In his daughter’s words…

I started at Lethbridge College in October 1981. The Ag Tech program in those days at LCC was only six months long to allow students to help on the farm with seeding and harvesting. Many of the instructors stick in my mind as great mentors. Dr. Gene Keller bought some old cull cows in the fall and we got to do hands-on things like pregnancy testing and AI with them. Darrel Brown impressed upon me that only through financial management of the farm could a person be successful, as a great farmer in the field would fail if he didn’t manage his farm well. This is so true in today’s agriculture. Being hands-on in the classroom was so important for me.

I graduated from the University of Lethbridge, where I obtained my bachelor of education in Physical Sciences in 1989, and I worked as a substitute teacher for the next 23 years. After graduation, I married a farmer whom I farmed with for 15 years until his death in a farm accident.

I became the sole proprietor of the farm and have been successfully farming southeast of Lethbridge for the last 13 years on my own. I raised three children during this time, two of whom attended the college. In 2012, I retired from teaching and am farming full time. I keep in touch with several of my classmates from the college, and I have one in particular who has become a lifelong best friend whom I hike, ride horses and generally hang out with.

Both of my girls have bachelor’s degrees. Jesse, 25, earned hers in management in accounting, and Emily, 27, has a degree in biology from the University of Calgary. Murray, 23, is taking a time out from his apprenticeship in HVAC, traveling in southeast Asia for the next year.

My father, my late husband and I were great travellers, having visited most of the continents. Education is the process of gaining information about the surrounding world. I am a big proponent of education in that it is the way to a better life.

- Denise Wall, Agriculture Technology 1983

In his granddaughter’s words…

I attended Lethbridge College from 2009 to 2011, directly after high school. I played collegiate soccer there as well. An active lifestyle was something that was passed down from my grandfather. He valued team work along with working towards a common goal. I feel I enjoyed my college experience more by having an opportunity to play sports too. I loved how hands-on the instructors were at the college. The classes were smaller and I had all the resources and abilities to talk to the instructors for clarification whenever needed. I really enjoyed James Reimer (Business Administration 1990) – he taught most of my accounting classes and he genuinely made me love accounting (it is nearly impossible to make someone enjoy accounting).

My grandpa could take anything you gave him and make it into something great.
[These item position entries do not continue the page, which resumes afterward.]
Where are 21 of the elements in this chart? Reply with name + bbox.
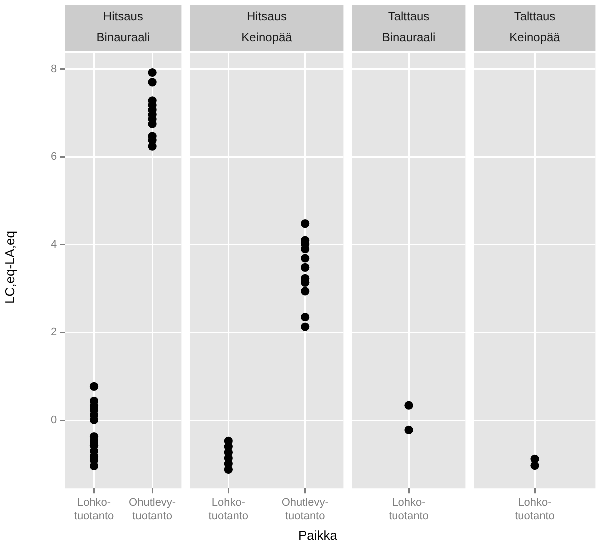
y-tick-label: 8: [50, 63, 58, 76]
chart-subtitle: Binauraali: [96, 30, 150, 44]
x-tick-label: Lohko-tuotanto: [389, 497, 429, 522]
chart-subtitle: Keinopää: [242, 30, 293, 44]
chart-title: Talttaus: [514, 9, 556, 24]
y-axis-title: LC,eq-LA,eq: [2, 230, 18, 306]
chart-subtitle: Keinopää: [510, 30, 561, 44]
chart-subtitle: Binauraali: [382, 30, 436, 44]
x-tick-label: Lohko-tuotanto: [515, 497, 555, 522]
y-tick-label: 2: [50, 326, 58, 339]
x-tick-label: Ohutlevy-tuotanto: [282, 497, 330, 522]
x-tick-label: Lohko-tuotanto: [74, 497, 114, 522]
y-tick-label: 6: [50, 151, 58, 164]
chart-title: Hitsaus: [246, 9, 288, 24]
y-tick-label: 4: [50, 238, 58, 251]
y-tick-label: 0: [50, 414, 58, 427]
x-tick-label: Lohko-tuotanto: [208, 497, 249, 522]
chart-title: Hitsaus: [103, 9, 144, 24]
x-axis-title: Paikka: [297, 528, 339, 543]
x-tick-label: Ohutlevy-tuotanto: [129, 497, 176, 522]
chart-title: Talttaus: [388, 9, 430, 24]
Even though I never got the bug to fix things or work with my hands, my grandpa taught me that hard work pays off and he was a living example of it. He knew how to work with his hands and he knew how to “create.”

His style of learning I think also is something that Lethbridge College embraces as they give you the opportunity to start from the bottom and they provide a great foundation to whatever you pursue in life. My grandpa actually offered the basement of his house in Lethbridge for me to live while I went to the college, so I think that was his gesture to send me in that direction. He was definitely excited that I chose to go to Lethbridge College.

The 2+2 program the college offered was also huge in my decision. I decided to do my first two years at the college, which was the best decision I made. My classes at the college gave me the knowledge that is more prevalent to the work I am doing now. I am happy to have had my first two years there as it gave me an amazing start to my education and I hope that maybe one of my children will go there one day and carry on the tradition.

 - Jesse Fowlis, Business Administration 2011

Family photo
(From left): Emily Reid, Murray Wall, Denise Wall and Jesse Fowlis love sharing stories of their father and grandfather, Jim Twa, and the impact he had on trades
and technologies training at Lethbridge College.